Baptism is a crucial threshold that we cross on our journey in faith. But there are many others, including the final transition from death to life eternal. Through baptism we are incorporated into the ongoing history of Christ's mission, and we are identified and made participants in God's new history in Jesus Christ and the new age that Christ is bringing. We await the final moment of grace, when Christ comes in victory at the end of the age to bring all who are in Christ into the glory of that victory. Baptism has significance in time and gives meaning to the end of time. In it we have a vision of a world recreated and humanity transformed and exalted by God's presence. We are told that in this new heaven and new earth there will be no temple, for even our churches and services of worship will have had their time and ceased to be, in the presence of God, "the first and the last, the beginning and the end" (Revelation 21-22).

Until that day, we are charged by Christ to "go therefore and make disciples of all nations, baptizing them in the name of the Father, the Son, and the Holy Spirit, and teaching them to obey everything that I have commanded you. And remember, I am with you always, to the end of the age" (Matthew 28:19-20).

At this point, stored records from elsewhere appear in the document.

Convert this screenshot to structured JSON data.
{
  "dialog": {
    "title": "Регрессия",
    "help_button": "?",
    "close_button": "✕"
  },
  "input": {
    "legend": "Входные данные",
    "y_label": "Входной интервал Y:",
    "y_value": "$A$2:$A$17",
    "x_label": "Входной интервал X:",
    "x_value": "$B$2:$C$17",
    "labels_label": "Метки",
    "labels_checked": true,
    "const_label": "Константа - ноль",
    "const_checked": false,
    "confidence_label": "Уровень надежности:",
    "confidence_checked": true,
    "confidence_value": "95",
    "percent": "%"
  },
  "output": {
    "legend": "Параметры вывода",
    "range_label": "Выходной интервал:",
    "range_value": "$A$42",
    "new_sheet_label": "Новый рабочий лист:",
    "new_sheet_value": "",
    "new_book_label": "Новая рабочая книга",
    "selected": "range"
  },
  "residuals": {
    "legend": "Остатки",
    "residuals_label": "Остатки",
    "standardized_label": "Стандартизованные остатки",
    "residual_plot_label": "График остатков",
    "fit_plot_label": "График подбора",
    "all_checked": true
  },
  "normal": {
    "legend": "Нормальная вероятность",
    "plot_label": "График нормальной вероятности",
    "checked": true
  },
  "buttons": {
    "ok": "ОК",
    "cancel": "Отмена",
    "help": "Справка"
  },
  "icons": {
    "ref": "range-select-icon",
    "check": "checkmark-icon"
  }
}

Baptism is at the heart of the gospel of grace and at the core of the church's mission. When we baptize we say what we understand as Christians about ourselves and our community: that we are loved into being by God, lost because of sin, but redeemed and saved in Jesus Christ to live new lives in anticipation of his coming again in glory. Baptism is an expression of God's love for the world, and the effects of baptism also express God's grace. As baptized people of God, we therefore respond with praise and thanksgiving, praying that God's will be done in our own lives:

We your people stand before you,
Water-washed and Spirit-born.
By your grace, our lives we offer.
Re-create us; God, transform!
-Ruth Duck, "Wash, O God, Our Sons and Daughters"
(The United Methodist Hymnal, 605); Used with permission.